Perhaps it is less about grief and more about murder. Immolation. The worlds I lost, the selves I killed. Assumptions violently shed. On bad days still I see my body bathed in blood. Only the name I gave myself and the burden of accumulated losses cloaking what is– must be– the illusion of self. Kill it. And again. And again. Irrevocable losses- strip them of meaning, if not potency. Crush. Mine. Remake. Destroy.
The ocean is a mirror for the vast tumult of loss inside my own wrecked heart. Despair sweeps, changes diapers, microwaves tv dinners, feeds itself. I am neatly kept, I keep neatly. I have lost all my sharp edges, collapsed into wobbly flesh and bruised shadow. Suddenly I am old, wearing every pinch and frown. I look to the sea. Seemingly it holds everything. I will too, I resolve.
Skinned thinner than tendon, tighter than my breath. Time framed in contractions, slicing spasms of pain. I pick up my feet. Slip deep into mindless movement. Watch a strip of light curve slowly across the wall.
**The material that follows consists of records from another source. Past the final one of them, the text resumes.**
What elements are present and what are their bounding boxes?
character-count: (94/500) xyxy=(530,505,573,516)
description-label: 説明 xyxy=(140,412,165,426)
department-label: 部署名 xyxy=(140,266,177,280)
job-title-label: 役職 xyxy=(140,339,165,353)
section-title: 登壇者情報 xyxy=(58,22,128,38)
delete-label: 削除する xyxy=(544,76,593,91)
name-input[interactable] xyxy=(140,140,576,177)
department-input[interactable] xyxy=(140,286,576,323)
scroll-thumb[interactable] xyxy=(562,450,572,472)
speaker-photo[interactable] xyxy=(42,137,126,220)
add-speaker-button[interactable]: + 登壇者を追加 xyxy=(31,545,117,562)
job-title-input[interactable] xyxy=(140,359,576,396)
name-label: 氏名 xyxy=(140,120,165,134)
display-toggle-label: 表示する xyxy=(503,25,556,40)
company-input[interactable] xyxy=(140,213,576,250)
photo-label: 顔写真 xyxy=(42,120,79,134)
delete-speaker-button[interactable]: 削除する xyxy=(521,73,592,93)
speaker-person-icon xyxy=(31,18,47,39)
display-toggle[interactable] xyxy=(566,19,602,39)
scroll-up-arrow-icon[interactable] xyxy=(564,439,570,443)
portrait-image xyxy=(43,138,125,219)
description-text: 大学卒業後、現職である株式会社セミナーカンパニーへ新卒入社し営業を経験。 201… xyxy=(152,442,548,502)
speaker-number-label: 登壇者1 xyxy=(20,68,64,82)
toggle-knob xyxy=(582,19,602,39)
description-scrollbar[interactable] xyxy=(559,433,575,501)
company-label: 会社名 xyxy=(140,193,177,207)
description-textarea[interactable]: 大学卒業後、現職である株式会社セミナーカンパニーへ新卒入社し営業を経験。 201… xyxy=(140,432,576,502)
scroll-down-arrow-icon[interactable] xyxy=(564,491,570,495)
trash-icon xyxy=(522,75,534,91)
I will too. Stretch. Breathe. Arc. Die.
I focus on the curve of each line, the arc and bleed of ink. Over and over, the same word. Prayer comes to me uninvited- hallowed be thy name. On earth as it is in heaven. With both hands I lifted him from the water black with shit and blood. I cracked open with the miracle of him. I whispered his name over and over in the dark. Incantation. Invocation. This one lived. His heart beats. Mine, still, too.